More than 14 percent of $140 billion in annual U.S. farm exports have been or are likely to be hit by retaliatory tariffs in trade disputes with countries

such as China and Mexico, a top U.S. trade negotiator said Thursday.

Mexico imposed tariffs on American products including steel, pork and bourbon Tuesday, striking back against import duties on steel and aluminum imposed by U.S. President Donald Trump.

The duties raised trade tensions and further complicated efforts to renegotiate the trillion-dollar North American Free Trade Agreement between Canada, the United States and Mexico.

Trump blames the 1994 pact for U.S. manufacturing job losses to lower-cost Mexico.
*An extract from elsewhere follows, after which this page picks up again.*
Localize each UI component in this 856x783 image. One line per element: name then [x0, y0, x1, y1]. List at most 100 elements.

Mexico is the largest export market for U.S. pork, the product likely being targeted for retaliatory tariffs more than any other commodity, said Gregg Doud, the chief agricultural negotiator for the office of the U.S. trade representative.

“We’ve got to get this NAFTA thing sorted out,” he told a room full hog farmers at an agricultural event in Iowa.
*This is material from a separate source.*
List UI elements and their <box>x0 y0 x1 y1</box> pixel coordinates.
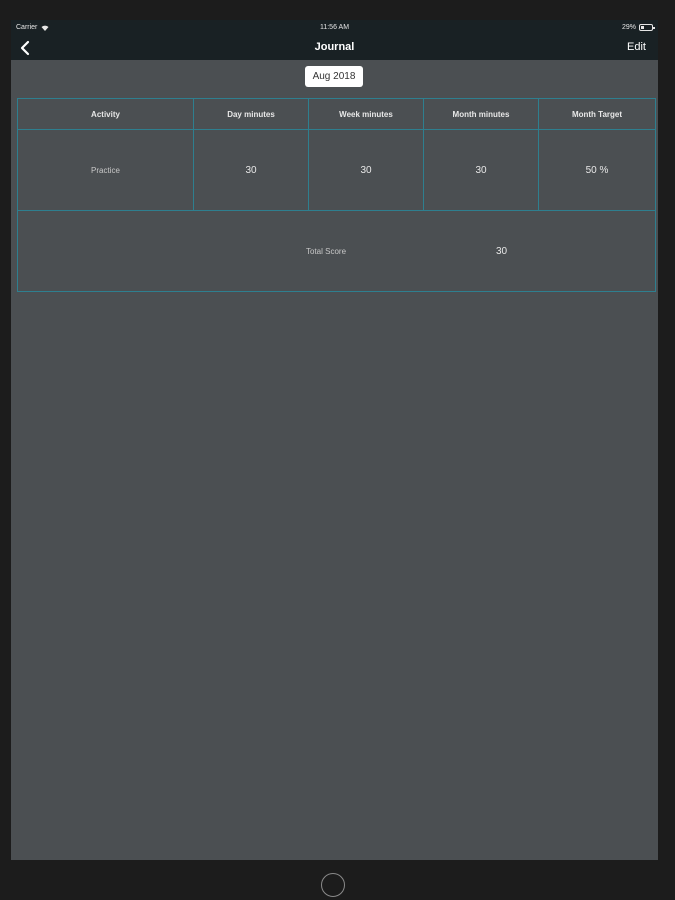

China has also imposed tariffs on U.S. pork and other products. It was the second-largest destination for U.S. pork by volume last year.

Trump has threatened tariffs on up to $150 billion worth of Chinese exports as part of a different dispute over Chinese intellectual property protections.
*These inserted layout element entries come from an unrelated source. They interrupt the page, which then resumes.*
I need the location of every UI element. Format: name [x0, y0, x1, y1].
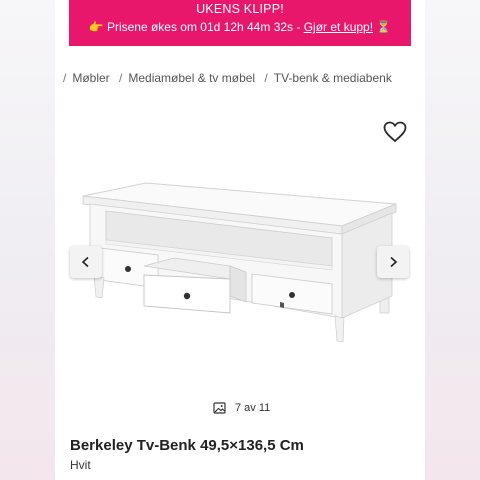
- breadcrumb-item-mobler[interactable]: Møbler: [72, 71, 109, 85]
- pointing-hand-icon: 👉: [88, 20, 104, 34]
- breadcrumb-item-tv-benk[interactable]: TV-benk & mediabenk: [274, 71, 392, 85]
- gallery-prev-button[interactable]: [70, 246, 102, 278]
- heart-icon[interactable]: [383, 121, 407, 143]
- breadcrumb-item-mediamobel[interactable]: Mediamøbel & tv møbel: [128, 71, 255, 85]
- gallery-counter: 7 av 11: [213, 402, 270, 414]
- breadcrumb: / Møbler / Mediamøbel & tv møbel / TV-benk …: [57, 71, 392, 85]
- promo-link[interactable]: Gjør et kupp!: [304, 20, 373, 34]
- image-icon: [213, 402, 226, 414]
- product-image: [82, 182, 397, 343]
- promo-banner[interactable]: UKENS KLIPP! 👉 Prisene økes om 01d 12h 4…: [69, 0, 411, 46]
- hourglass-icon: ⏳: [376, 20, 392, 34]
- product-title: Berkeley Tv-Benk 49,5×136,5 Cm: [70, 437, 304, 454]
- product-color: Hvit: [70, 458, 91, 472]
- chevron-right-icon: [390, 256, 398, 268]
- promo-title: UKENS KLIPP!: [196, 2, 284, 16]
- chevron-left-icon: [81, 256, 89, 268]
- gallery-counter-text: 7 av 11: [235, 402, 271, 414]
- breadcrumb-separator: /: [63, 71, 67, 85]
- promo-countdown: 👉 Prisene økes om 01d 12h 44m 32s - Gjør…: [69, 20, 411, 34]
- breadcrumb-separator: /: [264, 71, 268, 85]
- promo-countdown-text: Prisene økes om 01d 12h 44m 32s -: [106, 20, 304, 34]
- gallery-next-button[interactable]: [377, 246, 409, 278]
- breadcrumb-separator: /: [119, 71, 123, 85]
- product-page: UKENS KLIPP! 👉 Prisene økes om 01d 12h 4…: [55, 0, 425, 480]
Separately, Trump has withdrawn from the multilateral Trans-Pacific Partnership promoted by Japan, the top destination for U.S. chilled and frozen beef. Europe is expected to become a bigger competitor to U.S. meat in Japan unless Washington strikes a new deal with Tokyo.

“I am very concerned about the situation with Japan,” Doud said.

A bright spot for U.S. pork is an agreement that allows U.S. pork exporters to ship meat to Argentina for the first time in 26 years, Doud said.

“These things now that we have to fix are very, very difficult,” he said. “This is going to get a little more difficult here in the short term.”

Ty Rosburg, who transports hogs for a living in Iowa and heard Doud speak, said he worried trade disputes could hurt the farmers who are his customers. Still, he said he believed U.S. officials were attempting to improve trade.

“I guess at some point you have to trust they’re working for the greater good and hope that we don’t get bit too bad,” he said.